In several recent posts, we’ve discussed some of the unique issues facing couples in a high-asset divorce. Although minimizing divorce costs can be a concern for any divorcing couple, it will save time and money to do things right the first time. To avoid mistakes, individuals who are of a high net worth should consult with a law firm that focuses on this boutique aspect of family law.
Our Tampa law firm has helped many clients divide sizable assets in a divorce. We start with an inventory of the marital estate, and then we get to work valuing those assets. We typically consult one or more valuation experts with whom we have established relationships. Such experts can help value special types of assets, such as a spouse’s share of a partnership or other business, or investment-related interests.
It is important for an attorney to work with valuation experts because an attorney can issue spot for commonly overlooked assets in property division. Life insurance is one example. The IRS provides guidance for how to divide this asset in a divorce. Yet couples may overlook it, which is an easy mistake considering that many other types of insurance are not marital property, such as car or home insurance.
An attorney can also provide counsel about assets that should be excluded from the marital estate.
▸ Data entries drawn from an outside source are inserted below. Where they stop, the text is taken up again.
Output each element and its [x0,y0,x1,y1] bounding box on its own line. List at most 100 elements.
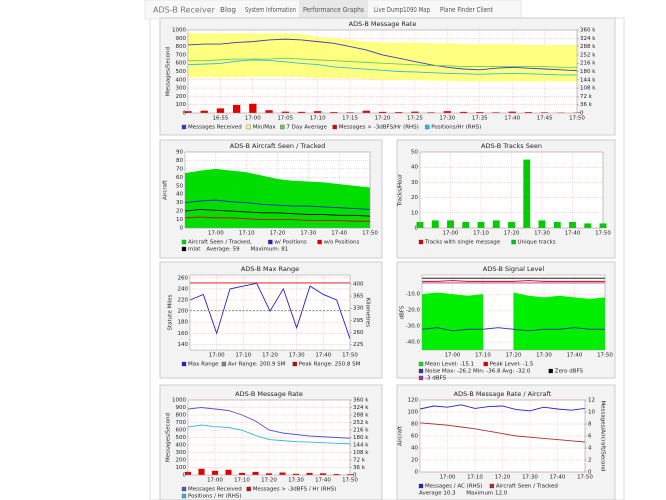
bar [411,111,419,113]
line [419,404,586,412]
y-tick-label: 1000 [172,398,186,404]
legend-label: w/ Positions [274,240,307,246]
y2-tick-label: 10 [588,410,595,416]
y-tick-label: -20.0 [406,308,421,314]
x-tick-label: 17:50 [342,478,358,484]
legend-label: Peak Range: 250.8 SM [299,362,361,368]
bar [508,111,516,113]
x-tick-label: 17:00 [443,231,459,237]
legend-label: Positions / Hr (RHS) [188,494,242,500]
x-tick-label: 17:00 [245,116,261,122]
y2-tick-label: 288 k [353,413,369,419]
plot-area [190,275,350,350]
line [419,422,586,443]
legend-label: Messages > -3dBFS/Hr (RHS) [339,125,419,131]
line [189,282,351,340]
x-tick-label: 17:30 [536,353,552,359]
y-tick-label: 300 [176,450,187,456]
x-tick-label: 17:30 [288,478,304,484]
plot-frame [187,399,351,476]
bar [508,221,515,228]
legend-label: -3 dBFS [425,376,447,382]
line [187,38,578,72]
nav-item[interactable]: System Information [245,6,296,14]
y-tick-label: -10.0 [406,292,421,298]
nav-item[interactable]: Plane Finder Client [440,6,493,14]
x-tick-label: 17:10 [310,116,326,122]
legend-label: 7 Day Average [286,125,327,131]
y2-tick-label: 252 k [580,52,596,58]
bar [225,469,232,475]
plot-frame [421,274,606,351]
x-tick-label: 17:50 [595,231,611,237]
y-tick-label: 0 [183,111,187,117]
x-tick-label: 17:30 [300,231,316,237]
x-tick-label: 17:20 [506,353,522,359]
legend-note: Maximum 12.0 [466,491,508,497]
y-tick-label: 1000 [172,28,186,34]
y-tick-label: 40 [176,192,183,198]
legend-label: Messages > -3dBFS / Hr (RHS) [253,487,337,493]
bar [476,112,484,113]
y-tick-label: 20 [176,209,183,215]
x-tick-label: 17:00 [440,475,456,481]
y-tick-label: 800 [176,413,187,419]
legend-swatch [181,124,187,130]
x-tick-label: 16:55 [212,116,228,122]
x-tick-label: 17:45 [537,116,553,122]
x-tick-label: 17:05 [277,116,293,122]
x-tick-label: 17:40 [504,116,520,122]
nav-item[interactable]: Performance Graphs [303,6,364,14]
y2-tick-label: 6 [588,434,592,440]
nav-item[interactable]: Blog [220,6,236,14]
y2-tick-label: 36 k [353,465,366,471]
bar [540,112,549,113]
bar [427,112,435,113]
y-tick-label: 70 [176,166,183,172]
y2-tick-label: 12 [588,398,595,404]
y2-tick-label: 180 k [353,435,369,441]
bar [292,473,300,475]
bar [443,111,451,113]
legend-label: Avr Range: 200.9 SM [228,362,286,368]
nav-item[interactable]: Live Dump1090 Map [374,6,430,14]
bar [492,220,500,228]
y2-tick-label: 330 [353,306,364,312]
legend-swatch [418,239,424,245]
legend-label: mlat [188,247,201,253]
y-axis-label: Statute Miles [168,294,174,330]
legend-label: Messages Received [188,125,242,131]
y-tick-label: 200 [176,94,187,100]
bar [584,223,592,228]
line [188,57,577,68]
y-tick-label: 400 [176,443,187,449]
bar [238,472,246,475]
legend-note: Maximum: 81 [251,247,289,253]
y2-tick-label: 324 k [353,405,369,411]
legend-swatch [425,124,430,130]
y-tick-label: 120 [408,398,419,404]
legend-swatch [548,368,553,374]
line [184,199,371,210]
legend-swatch [418,375,424,381]
x-tick-label: 17:20 [262,353,278,359]
x-tick-label: 17:20 [261,478,277,484]
legend-swatch [246,486,251,492]
y-tick-label: 30 [411,180,418,186]
bar [524,112,533,113]
y2-tick-label: 2 [588,458,592,464]
x-tick-label: 17:30 [439,116,455,122]
legend-label: Zero dBFS [555,369,584,375]
y-tick-label: 140 [178,342,189,348]
y-tick-label: 240 [178,286,189,292]
legend-swatch [317,239,322,245]
x-tick-label: 17:20 [270,231,286,237]
y-tick-label: 200 [176,458,187,464]
brand[interactable]: ADS-B Receiver [153,6,216,15]
x-tick-label: 17:10 [475,353,491,359]
x-tick-label: 17:00 [208,231,224,237]
y-tick-label: 500 [176,435,187,441]
legend-label: Mean Level: -15.1 [425,362,474,368]
x-tick-label: 17:50 [597,353,613,359]
bar [538,220,546,228]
For example, property that was owned before the marriage may fall outside the definition of marital property, especially if the couple executed a premarital agreement. However, an exception may apply if the spouse directly or indirectly contributed to the asset’s increase in value. On the other hand, appreciation that resulted from outside influences, such as the market, would generally be considered passive, thus preserving the classification of non-marital property.